Forget about slogging away for hours at marathon speed. New evidence shows that just 60 seconds of all out exercise (at about 90% of your maximum heart rate) followed by 60 seconds of recovery, can dramatically improve fitness. Repeat the cycle 10 times (for a total of 20 minutes) and you’ll significantly improve fitness in just a few weeks. Or just add in a few fast sprints to your regular run, walk, bike ride, or elliptical session.

istock/Nicolas McComber

10. Wear Sunscreen

This timeless advice applies to all areas of your life, but especially to outdoor workouts. While you might always apply sunscreen for a day at the beach, it’s often overlooked during an early morning or rainy run. “Daily sunscreen should be just a starting point. Put it on as routinely as you brush your teeth,” Mark Naylor, M.D., a cancer biologist and assistant professor of dermatology at the University of Oklahoma Health Sciences Center, tells Runner’s World.

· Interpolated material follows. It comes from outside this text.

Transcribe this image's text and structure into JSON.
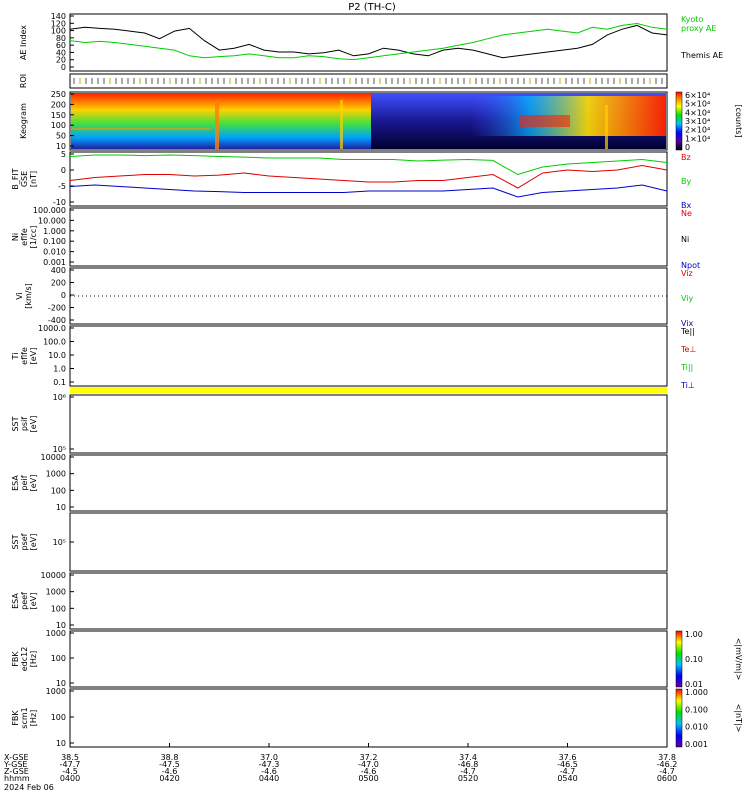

Look for new labels this summer that say a product is “Water Resistant”—by the end of the year, it will be the only term allowed, and will also tell you how many minutes you can safely rely on its protection while sweating or swimming. And remember to always protect areas like the bottoms of feet and in between toes when you’re at the beach—you’ll feel those burns painfully when you lace up your sneakers.


11. Wear Good Socks

Look for a snug pair made from polypropylene or wool—a good fit will keep blisters at bay, and moisture-wicking material will help prevent fungal infections and pale spots on your feet, called macerations. And it might sound obvious, but take your socks off and let your feet air out as soon as possible after your work out—it’s the fastest and easiest way to get them dry.

istock/Daniel Loiselle

12. Have a Snack

True story: Your body can’t work to the fullest if it’s running on empty. If you’re eating enough regularly, your body has at least an hour’s worth of high intensity fuel stored away. But if you feel better with a little food, eat a nutritionally balanced small meal about two hours before a workout, or a small snack about 30 minutes before putting on your sneakers, says Dean Anderson of Sparkpeople.


13. Save the Stretch

There’s no need to hold your toes and count to ten before hopping on a treadmill—static stretches before you’ve warmed up (or even after a few minutes of cardio) are generally ineffective—and may even be harmful. When should you bend away? A few minutes after your workout should be all you need.